В этом плане А.Кугель как бы осуществляет поиск тех сообщений, которые могут быть выражены средствами иного семиотического языка. И именно этот язык был гораздо более значим в прошлом, чем сегодня. Т.Б.Бороздина замечает о Древнем Египте: "Почти ни одно празднество, ни одна торжественная религиозная процессия не обходились без танца. Он господствовал в Египте, как выражение экстаза, радости. Ликование и танец являлись синонимами в поэзии египтян" (Бороздина Т.В. Древнегипетский танец. — М., 1919. С.3).

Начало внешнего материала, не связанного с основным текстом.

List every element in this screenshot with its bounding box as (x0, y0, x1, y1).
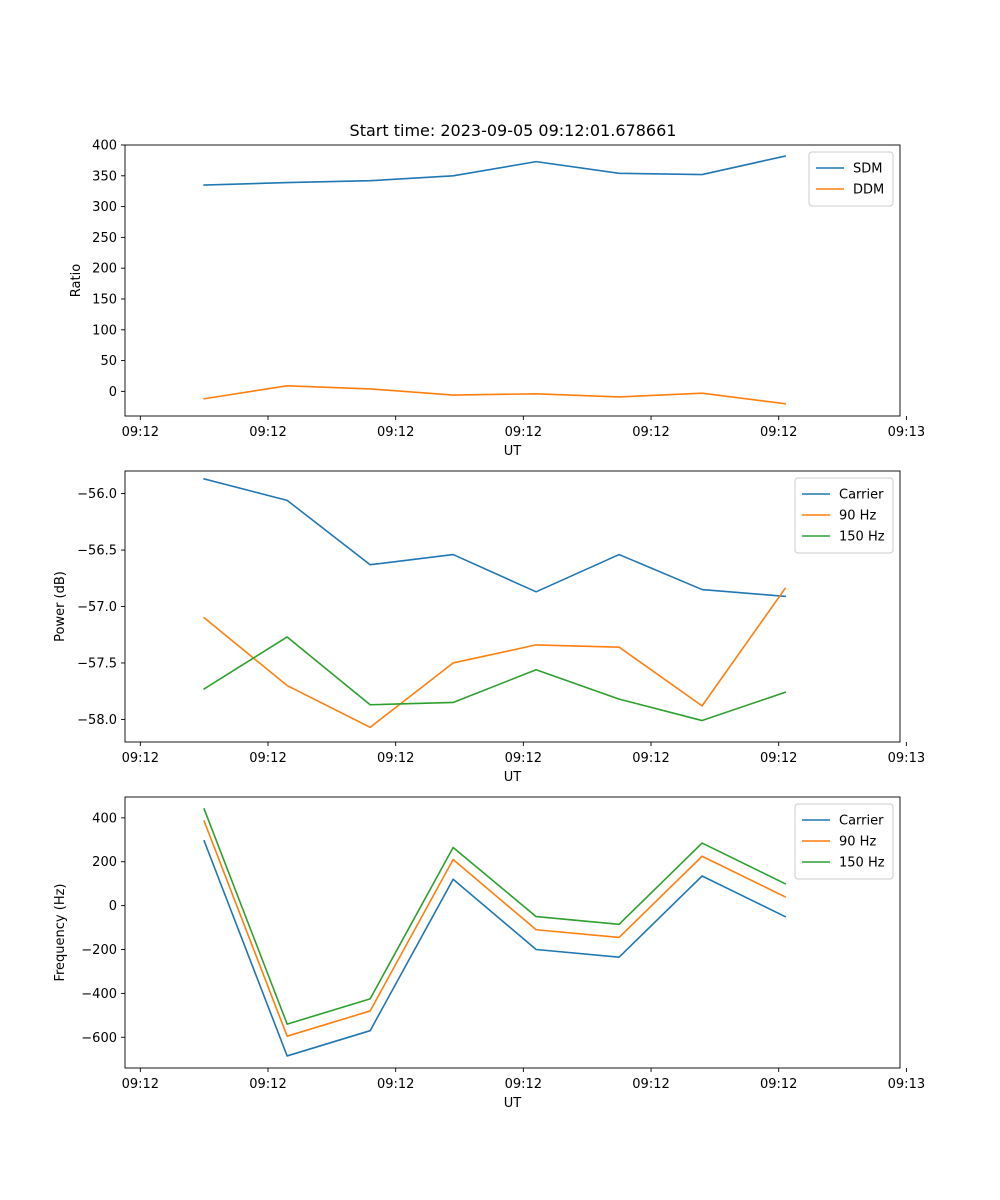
chart-panel-2: −58.0 −57.5 −57.0 −56.5 −56.0 09:12 09:12 09:12… (53, 470, 925, 785)
y-tick-label: −56.0 (77, 487, 117, 502)
x-tick-label: 09:12 (249, 425, 286, 440)
legend-label: Carrier (839, 814, 884, 829)
series-line-150-hz (203, 636, 787, 722)
y-tick-label: 50 (100, 354, 117, 369)
x-axis-label: UT (504, 444, 522, 459)
x-tick-label: 09:12 (122, 1077, 159, 1092)
x-tick-label: 09:12 (632, 1077, 669, 1092)
x-tick-label: 09:12 (632, 425, 669, 440)
x-tick-label: 09:12 (249, 751, 286, 766)
y-tick-label: −57.0 (77, 600, 117, 615)
y-tick-label: −56.5 (77, 544, 117, 559)
series-line-90-hz (203, 820, 787, 1037)
y-tick-label: 300 (92, 200, 117, 215)
x-tick-label: 09:12 (760, 1077, 797, 1092)
x-tick-label: 09:12 (760, 425, 797, 440)
x-tick-label: 09:13 (888, 425, 925, 440)
y-tick-label: 200 (92, 262, 117, 277)
y-tick-label: 0 (109, 385, 117, 400)
legend-label: Carrier (839, 488, 884, 503)
x-tick-label: 09:12 (377, 751, 414, 766)
y-tick-label: −200 (81, 943, 117, 958)
x-axis-label: UT (504, 770, 522, 785)
y-axis-label: Power (dB) (53, 571, 68, 642)
series-line-150-hz (203, 808, 787, 1025)
y-tick-label: 200 (92, 855, 117, 870)
legend-box (808, 151, 894, 207)
legend: Carrier 90 Hz 150 Hz (794, 477, 894, 554)
y-tick-label: 0 (109, 899, 117, 914)
y-tick-label: 400 (92, 811, 117, 826)
plot-frame (124, 144, 901, 417)
series-line-90-hz (203, 587, 787, 729)
x-tick-label: 09:12 (122, 425, 159, 440)
y-tick-label: 350 (92, 169, 117, 184)
x-tick-label: 09:12 (505, 425, 542, 440)
chart-title: Start time: 2023-09-05 09:12:01.678661 (350, 121, 677, 140)
x-tick-label: 09:12 (632, 751, 669, 766)
x-tick-label: 09:12 (760, 751, 797, 766)
chart-panel-1: 0 50 100 150 200 250 300 350 400 09:12 09:12 09:12 0… (69, 139, 925, 460)
y-tick-label: −600 (81, 1031, 117, 1046)
y-axis-label: Frequency (Hz) (53, 883, 68, 981)
legend-box (794, 477, 894, 554)
y-tick-label: 150 (92, 292, 117, 307)
plot-frame (124, 796, 901, 1069)
x-tick-label: 09:12 (377, 1077, 414, 1092)
x-tick-label: 09:12 (249, 1077, 286, 1092)
y-tick-label: 400 (92, 139, 117, 154)
y-tick-label: 250 (92, 231, 117, 246)
x-tick-label: 09:12 (122, 751, 159, 766)
legend-label: SDM (853, 162, 882, 177)
legend-label: 150 Hz (839, 530, 885, 545)
y-tick-label: −400 (81, 987, 117, 1002)
y-tick-label: 100 (92, 323, 117, 338)
series-line-carrier (203, 839, 787, 1057)
legend-label: 90 Hz (839, 509, 876, 524)
y-axis-label: Ratio (69, 264, 84, 297)
series-line-sdm (203, 155, 787, 186)
x-tick-label: 09:12 (377, 425, 414, 440)
legend-box (794, 803, 894, 880)
series-line-carrier (203, 477, 786, 598)
x-axis-label: UT (504, 1096, 522, 1111)
legend-label: 150 Hz (839, 856, 885, 871)
legend: SDM DDM (808, 151, 894, 207)
y-tick-label: −58.0 (77, 713, 117, 728)
y-tick-label: −57.5 (77, 656, 117, 671)
x-tick-label: 09:12 (505, 1077, 542, 1092)
x-tick-label: 09:13 (888, 751, 925, 766)
x-tick-label: 09:13 (888, 1077, 925, 1092)
chart-panel-3: −600 −400 −200 0 200 400 09:12 09:12 09:12 09:12 0… (53, 796, 925, 1111)
legend-label: DDM (853, 183, 884, 198)
x-tick-label: 09:12 (505, 751, 542, 766)
legend-label: 90 Hz (839, 835, 876, 850)
legend: Carrier 90 Hz 150 Hz (794, 803, 894, 880)
series-line-ddm (203, 385, 786, 405)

Театр, его историю А.Кугель уводит от литературы в сторону человека, актера как основы театра. "Героическое" совпадало всегда с "царственным". Амплуа царей, вождей, вельмож. "Быт" их не касался, тривиальное не накладывало тени на царственность героического рода. Рядом с этим амплуа царей, вы видите амплуа резонера — отголосок древнегреческого хора, преимущественно старика. (…) Законы театра суть законы актера. И потому классификация актерских типов, актерских эмоциональных, выразительных и пластических возможностей должна определять жизнь театра, а не наоборот: классификация литературных родов и типов должна определять жизнь театра" (Кугель А., указ. соч. С. 23–24). Другими словами: "То, что нам выдают за историю театра, есть большей частью история тех словесных произведений, тех слов, которые произносились со сцены, но никак не история театра в истинном значении" (Там же. С.19).
Это общая проблема разных семиотических языков и того остатка, который принципиально непереводим, когда мы начинаем интерепретировать тот или иной текст в рамках разных семиотических каналов. В воспоминаниях Анатолия Луначарского возникает сходная мысль А.Кугеля о двух других коммуникативных каналах: "Никогда не доверяйте ораторству. Ораторство и писательство — это две вещи совершенно разные. Мыльные пузыри очень красивы, но попробуйте построить дом из мыльных пузырей. Ораторство сверкает и лопается и в лучшем случае остается в памяти слушателя, а написанное пером не вырубишь топором"
(Луначарский А. Из личных воспоминаний // Кугель А.Р. Русские драматурги. — М., 1933. С.8).
К числу особенностей театрального языка А.Кугель относит и иное восприятие литературного текста на сцене. Он делает это на примере Гоголя. "Гоголь любил алогическое, находя в скачках логики некоторое очарование комического. (…) Я видел на сцене "Записки сумасшедшего". Они давали совсем иное впечатление, чем чтение. Сумасшедший на сцене не может быть определенно смешон. Театр выдвигает провалы логики с особенной сплои. Читая, вы наслаждаетесь, только остроумием и живостью сопоставлений, смотря же актера, вы не можете не сострадать несчастному, вырванному из цепи логической необходимости. Зрительно ведь Поприщин сумасшедший. Зрительно он весь бритый. Зрительно ведь ему льют на бритую голову холодную воду, и это во сто крат сильнее, чем то, что у алжирского боя под носом шишка. (…) Сценическое представление обладает необычайною силою какого-то, я бы сказал, химического реактива. Как говорят фотографы, сцена "проявляет" (Кугель А.Р, Русские драматурги. — М., 1933. С. 44–45).
Особый характер семиотики театрального языка возникает из-за резкого сужения функционирования языка вербального: "драматическая поэзия, лишенная помощи описаний, восполняет этот пробел усиленной выразительностью разговора. Это сосредоточие художественных средств есть высшая степень искусства…" (Там же. С.19). О драматурге Южине А.Кугелъ говорит: "Театрально у Южина не только построение пьес, театрален не только материал. Самое слово у него театрально, полнозвучно, костюмно" (Тли же. С. 104).